New comment by jamiejones1 in "The Policy Puppetry Attack: Novel bypass for major LLMs"

jamiejones1 — Sat, 26 Apr 2025 00:46:51 +0000

If a company discloses vulnerabilities, they can't also then write that their product can actually help mitigate those vulnerabilities? So, you want them to offer problems without solutions?

I get that ideally the company would offer a slew of solutions across many companies, but this is still good, no?

I mean it looks like finding vulnerabilities is central to this company's goal, which is why they employ many researchers. I'd imagine they also incorporate the mitigations for the vulns into their product. So it's sort of weird to be "against" this. Like, do you just not want companies who deal in selling cybersecurity solutions simultaneously involved in finding vulnerabilities?

New comment by jamiejones1 in "The Policy Puppetry Attack: Novel bypass for major LLMs"

jamiejones1 — Fri, 25 Apr 2025 21:00:03 +0000

God forbid a company tries to advertise a solution to a real problem!

New comment by jamiejones1 in "The Policy Puppetry Attack: Novel bypass for major LLMs"

jamiejones1 — Fri, 25 Apr 2025 20:57:17 +0000

They're focused on making their models better at answering questions accurately. They still have a long way to go. Until they get to that magical terminal velocity of accuracy and efficiency, they will not have time to focus on security and safety. Security is, as always, an afterthought.

New comment by jamiejones1 in "The Policy Puppetry Attack: Novel bypass for major LLMs"

jamiejones1 — Fri, 25 Apr 2025 20:54:51 +0000

Not really. If HiddenLayer sold its own models for commercial use, then sure, but it doesn't. It only sells security.

So, it's more like a window glass company advertising its windows are unsmashable, and another company comes along and runs a commercial easily smashing those windows (and offers a solution on how to augment those windows to make them unsmashable).

New comment by jamiejones1 in "The Policy Puppetry Attack: Novel bypass for major LLMs"

jamiejones1 — Fri, 25 Apr 2025 20:43:02 +0000

The company's product has its own classification model entirely dedicated to detecting unusual, dangerous prompt responses, and will redact or entirely block the model's response before it gets to the user.

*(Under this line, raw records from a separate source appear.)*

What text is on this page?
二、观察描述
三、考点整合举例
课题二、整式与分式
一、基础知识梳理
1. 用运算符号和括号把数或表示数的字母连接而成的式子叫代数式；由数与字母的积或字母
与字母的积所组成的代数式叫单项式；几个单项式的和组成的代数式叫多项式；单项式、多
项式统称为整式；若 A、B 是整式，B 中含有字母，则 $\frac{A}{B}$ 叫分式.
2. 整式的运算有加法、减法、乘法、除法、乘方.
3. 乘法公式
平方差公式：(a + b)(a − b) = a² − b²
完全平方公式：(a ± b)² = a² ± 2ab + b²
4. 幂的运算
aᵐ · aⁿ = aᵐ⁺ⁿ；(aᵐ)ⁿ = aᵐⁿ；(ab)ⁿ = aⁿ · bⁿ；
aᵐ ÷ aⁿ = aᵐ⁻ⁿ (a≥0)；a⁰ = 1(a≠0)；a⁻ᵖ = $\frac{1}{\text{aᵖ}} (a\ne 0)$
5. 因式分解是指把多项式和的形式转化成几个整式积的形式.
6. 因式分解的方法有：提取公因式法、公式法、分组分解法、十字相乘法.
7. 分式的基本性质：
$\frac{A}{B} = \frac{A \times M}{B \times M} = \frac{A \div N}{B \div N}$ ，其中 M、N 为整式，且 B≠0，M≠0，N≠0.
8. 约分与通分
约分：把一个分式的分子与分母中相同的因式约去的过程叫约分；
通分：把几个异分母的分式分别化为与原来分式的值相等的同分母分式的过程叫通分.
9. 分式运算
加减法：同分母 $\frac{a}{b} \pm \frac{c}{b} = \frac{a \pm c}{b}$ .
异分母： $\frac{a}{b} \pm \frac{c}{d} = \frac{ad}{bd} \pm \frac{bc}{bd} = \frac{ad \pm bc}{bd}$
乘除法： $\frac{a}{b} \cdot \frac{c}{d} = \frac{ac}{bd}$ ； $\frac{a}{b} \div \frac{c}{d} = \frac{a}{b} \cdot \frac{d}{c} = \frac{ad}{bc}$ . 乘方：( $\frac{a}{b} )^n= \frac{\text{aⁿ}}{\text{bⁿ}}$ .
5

That's what their AIDR (AI Detection and Response) for runtime advertises it does, according to the datasheet I'm looking at on their website. Seems like the classification model is run as a proxy that sits between the model and the application, inspecting inputs/outputs, blocking and redacting responses as it deems fit. Filtering the input wouldn't always work, because they get really creative with the inputs. Regardless of how good your model is at detecting malicious prompts, or how good your guardrails are, there will always be a way for the user to write prompts creatively (creatively is an understatement considering what they did in this case), so redaction at the output is necessary.

Often, models know how to make bombs because they are LLMs trained on a vast range of data, for the purpose of being able to answer any possible question a user might have. For specialized/smaller models (MLMs, SLMs), not really as big of an issue. But with these foundational models, this will always be an issue. Even if they have no training data on bomb-making, if they are trained on physics at all (which is practically a requirement for most general purpose models), they will offer solutions to bomb-making.